After running exciting, a file WF1D.xml is printed. To convert the xml file into a printable (agr) format, we execute the command:
%%bash
cd run_KS_silicon/test_GS
xsltproc $EXCITINGROOT/xml/visualizationtemplates/plot1d2agr.xsl WF1D.xml > PLOT1D-1-4.agr
cd ../..
To visualize the file PLOT1D-1-4.agr, you can execute the script excitingscripts.plot.files as follows.
%%bash
cd run_KS_silicon/test_GS
python3 -m excitingscripts.plot.files -f PLOT1D-1-4.agr -lx 'Distance [bohr]' -ly 'Probability density [$10^{-3}$]' -x 0 4.44 -ys 1000 -t 'Bulk Silicon' -nl -mtx 5 -mty 5
cd ../..
The resulting plot will look like this:
In this plot, the abscissa indicates the distance along the bond from the atom sitting at the origin. Pay attention that this distance is expressed in Bohr. In the y axis, the probability density of the plotted wave function is indicated. We notice the distribution of the highest occupied KS state along the bond between the atoms. This corresponds exactly to the isosurface and to the contour plot visualized, respectively, as 3D and 2D plots in the previous sections.

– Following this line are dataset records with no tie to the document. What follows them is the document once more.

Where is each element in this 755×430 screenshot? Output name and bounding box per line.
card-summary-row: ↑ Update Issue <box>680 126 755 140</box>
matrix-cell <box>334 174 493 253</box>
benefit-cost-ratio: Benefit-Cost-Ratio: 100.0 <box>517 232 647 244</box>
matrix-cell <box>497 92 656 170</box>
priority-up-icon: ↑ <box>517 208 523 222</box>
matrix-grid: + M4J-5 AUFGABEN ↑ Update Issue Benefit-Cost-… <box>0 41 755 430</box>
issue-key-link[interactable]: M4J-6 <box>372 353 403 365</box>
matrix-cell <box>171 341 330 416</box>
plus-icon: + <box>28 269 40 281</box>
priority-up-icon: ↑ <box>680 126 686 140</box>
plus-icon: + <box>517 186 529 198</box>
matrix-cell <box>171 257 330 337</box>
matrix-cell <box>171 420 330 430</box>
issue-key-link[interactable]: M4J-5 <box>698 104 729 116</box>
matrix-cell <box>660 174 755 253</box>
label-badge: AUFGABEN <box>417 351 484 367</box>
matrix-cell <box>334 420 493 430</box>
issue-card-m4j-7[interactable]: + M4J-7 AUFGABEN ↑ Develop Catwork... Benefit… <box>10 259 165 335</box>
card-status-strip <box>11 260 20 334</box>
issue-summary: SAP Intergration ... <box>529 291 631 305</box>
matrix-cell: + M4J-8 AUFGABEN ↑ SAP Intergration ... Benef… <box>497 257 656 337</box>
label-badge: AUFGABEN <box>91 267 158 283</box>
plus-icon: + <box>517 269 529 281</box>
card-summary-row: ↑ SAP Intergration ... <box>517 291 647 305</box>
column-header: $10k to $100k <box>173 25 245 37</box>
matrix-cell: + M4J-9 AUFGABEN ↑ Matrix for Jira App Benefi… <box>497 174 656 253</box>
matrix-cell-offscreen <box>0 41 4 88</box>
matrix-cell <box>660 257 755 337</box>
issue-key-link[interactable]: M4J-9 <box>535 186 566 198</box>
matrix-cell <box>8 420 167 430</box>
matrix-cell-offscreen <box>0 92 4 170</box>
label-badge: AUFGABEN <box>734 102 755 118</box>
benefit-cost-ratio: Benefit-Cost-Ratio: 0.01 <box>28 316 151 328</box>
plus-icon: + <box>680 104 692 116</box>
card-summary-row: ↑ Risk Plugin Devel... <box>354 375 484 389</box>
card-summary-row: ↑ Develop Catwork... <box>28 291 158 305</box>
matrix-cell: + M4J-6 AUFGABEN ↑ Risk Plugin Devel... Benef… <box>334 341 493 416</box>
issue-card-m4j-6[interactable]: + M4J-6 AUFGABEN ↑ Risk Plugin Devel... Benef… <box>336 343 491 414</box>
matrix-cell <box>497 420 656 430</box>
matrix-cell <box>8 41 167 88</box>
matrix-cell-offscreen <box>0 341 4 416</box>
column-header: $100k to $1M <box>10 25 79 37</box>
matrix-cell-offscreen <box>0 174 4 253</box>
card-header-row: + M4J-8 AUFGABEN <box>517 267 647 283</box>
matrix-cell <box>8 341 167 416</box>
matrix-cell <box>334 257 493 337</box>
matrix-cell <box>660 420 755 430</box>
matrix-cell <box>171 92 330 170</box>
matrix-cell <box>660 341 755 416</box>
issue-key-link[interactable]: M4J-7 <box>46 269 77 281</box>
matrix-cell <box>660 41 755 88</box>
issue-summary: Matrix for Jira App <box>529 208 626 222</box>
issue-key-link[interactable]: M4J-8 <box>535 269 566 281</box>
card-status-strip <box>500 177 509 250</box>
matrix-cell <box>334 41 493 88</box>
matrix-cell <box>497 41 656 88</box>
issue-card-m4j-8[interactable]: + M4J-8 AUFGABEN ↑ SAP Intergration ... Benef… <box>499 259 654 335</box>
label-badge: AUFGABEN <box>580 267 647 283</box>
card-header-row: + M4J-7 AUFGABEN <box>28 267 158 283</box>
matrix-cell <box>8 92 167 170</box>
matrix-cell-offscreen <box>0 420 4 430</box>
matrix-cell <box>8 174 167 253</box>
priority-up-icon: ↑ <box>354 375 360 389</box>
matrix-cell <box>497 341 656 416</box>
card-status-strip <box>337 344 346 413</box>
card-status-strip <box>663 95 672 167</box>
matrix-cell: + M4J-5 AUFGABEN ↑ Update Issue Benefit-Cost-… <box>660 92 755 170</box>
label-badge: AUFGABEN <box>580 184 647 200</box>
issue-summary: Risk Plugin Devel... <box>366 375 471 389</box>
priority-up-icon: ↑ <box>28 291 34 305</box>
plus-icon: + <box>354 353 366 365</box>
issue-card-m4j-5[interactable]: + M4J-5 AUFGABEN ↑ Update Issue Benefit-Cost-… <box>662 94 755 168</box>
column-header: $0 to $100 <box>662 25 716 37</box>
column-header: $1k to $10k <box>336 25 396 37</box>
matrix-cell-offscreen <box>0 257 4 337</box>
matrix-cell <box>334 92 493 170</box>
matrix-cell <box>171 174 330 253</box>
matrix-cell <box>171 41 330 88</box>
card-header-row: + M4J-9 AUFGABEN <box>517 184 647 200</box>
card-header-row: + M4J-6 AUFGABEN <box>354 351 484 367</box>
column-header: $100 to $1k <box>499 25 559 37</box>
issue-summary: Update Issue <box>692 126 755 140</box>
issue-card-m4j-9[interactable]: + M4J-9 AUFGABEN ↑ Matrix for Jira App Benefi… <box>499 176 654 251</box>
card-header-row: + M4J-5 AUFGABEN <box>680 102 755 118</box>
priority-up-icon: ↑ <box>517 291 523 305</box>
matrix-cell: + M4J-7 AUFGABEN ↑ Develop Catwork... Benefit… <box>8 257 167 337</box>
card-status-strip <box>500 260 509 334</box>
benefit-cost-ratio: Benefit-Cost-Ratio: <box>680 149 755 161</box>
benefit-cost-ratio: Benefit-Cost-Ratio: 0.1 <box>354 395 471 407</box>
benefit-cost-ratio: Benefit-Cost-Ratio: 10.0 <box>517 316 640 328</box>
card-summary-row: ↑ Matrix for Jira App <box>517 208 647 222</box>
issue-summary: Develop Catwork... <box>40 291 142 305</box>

iii) Plot Other Physical Quantities¶
The elements plot1d, plot2d, and plot3d can also be used to visualize other quantities than the probability density of a KS state. In the table below some of the main examples are listed:
plot*d |
Elements in properties inside which plot*d can be used |
|---|---|
plot1d |
wfplot, chargedensityplot, bandstructure |
plot2d |
wfplot, chargedensityplot, fermisurfaceplot, electricfield, stm |
plot3d |
wfplot, chargedensityplot, fermisurfaceplot, electricfield |
Exercise¶
- Visualize a different KS state. Use 1D, 2D, and 3D visualization tools.
- For the example presented in this tutorial, calculate and visualize some of the physical properties reported in the above table. For further details on each properties explore Input Reference.